Hérault

Industrie

La cartonnerie Ondupack renforce sa production d'emballages techniques

Par Anthony Rey, le 31 août 2021

Seul acteur indépendant sur le marché français du carton d’emballage à disposer de sa propre usine, l’héraultais Ondupack muscle son outil de production. La PME familiale investit 6,2 millions d’euros pour suivre l’évolution du marché, qui réclame de plus en plus de produits techniques.

L’usine actuelle d’Ondupack, située à Le Bosc dans l’Hérault, va être étendue de plus de 3 000 m2.
L’usine actuelle d’Ondupack, située à Le Bosc dans l’Hérault, va être étendue de plus de 3 000 m2. — Photo : Ondupack

La cartonnerie Ondupack (50 salariés, CA 2020 : 13 M€) a été créée en 2007 par des entrepreneurs issus du monde du négoce. Elle a bâti sa propre usine de 3 000 m2 à Le Bosc (Hérault), dès l’année suivante, et n’a cessé de l’agrandir au fur et à mesure qu’elle intégrait de nouveaux métiers, dont celui d’un de ses fournisseurs. Après une première extension à 10 000 m2, Ondupack vient de lancer un nouveau chantier qui verra son usine atteindre la surface de 13 000 m2 en avril 2022.

Une perpétuelle adaptation au marché

La PME héraultaise investit 6,2 millions d’euros dans cette opération, avec le soutien de la Région Occitanie et de l’Europe.

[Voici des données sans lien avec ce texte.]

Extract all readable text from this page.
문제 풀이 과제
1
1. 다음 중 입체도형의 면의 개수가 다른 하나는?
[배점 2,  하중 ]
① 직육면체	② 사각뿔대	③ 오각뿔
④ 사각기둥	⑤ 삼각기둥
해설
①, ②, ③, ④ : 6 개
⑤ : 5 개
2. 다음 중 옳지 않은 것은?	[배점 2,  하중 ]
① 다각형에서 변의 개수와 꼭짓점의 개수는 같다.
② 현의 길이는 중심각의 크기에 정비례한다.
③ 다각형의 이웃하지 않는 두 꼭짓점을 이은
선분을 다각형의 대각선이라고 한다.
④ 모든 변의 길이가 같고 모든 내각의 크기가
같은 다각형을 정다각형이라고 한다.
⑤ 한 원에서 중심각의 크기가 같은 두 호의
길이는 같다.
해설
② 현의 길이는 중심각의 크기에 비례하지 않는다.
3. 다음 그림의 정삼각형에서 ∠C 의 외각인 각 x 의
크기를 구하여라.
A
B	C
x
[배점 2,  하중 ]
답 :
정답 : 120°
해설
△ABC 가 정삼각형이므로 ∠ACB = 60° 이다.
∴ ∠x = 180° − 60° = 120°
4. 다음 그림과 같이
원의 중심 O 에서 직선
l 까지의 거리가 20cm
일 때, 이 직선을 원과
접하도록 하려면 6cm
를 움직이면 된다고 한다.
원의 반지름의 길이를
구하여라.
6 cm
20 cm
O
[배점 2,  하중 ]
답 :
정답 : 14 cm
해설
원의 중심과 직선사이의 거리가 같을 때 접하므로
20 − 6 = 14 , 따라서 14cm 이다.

Une première enveloppe de 2,2 millions d’euros portera sur la partie stockage, avec la création d’une zone tampon conçue pour livrer ses clients plus rapidement. Le plus gros de l’investissement, au moins 4 millions d’euros, servira à renforcer la productivité de l’usine. "Nous modernisons le parc machines pour automatiser notre production. Nous allons notamment transformer nos process de convoyage sur le site, afin que les caristes travaillent plus en sécurité", décrit Arnaud Panis, qui dirige l’entreprise familiale avec son frère Benoît.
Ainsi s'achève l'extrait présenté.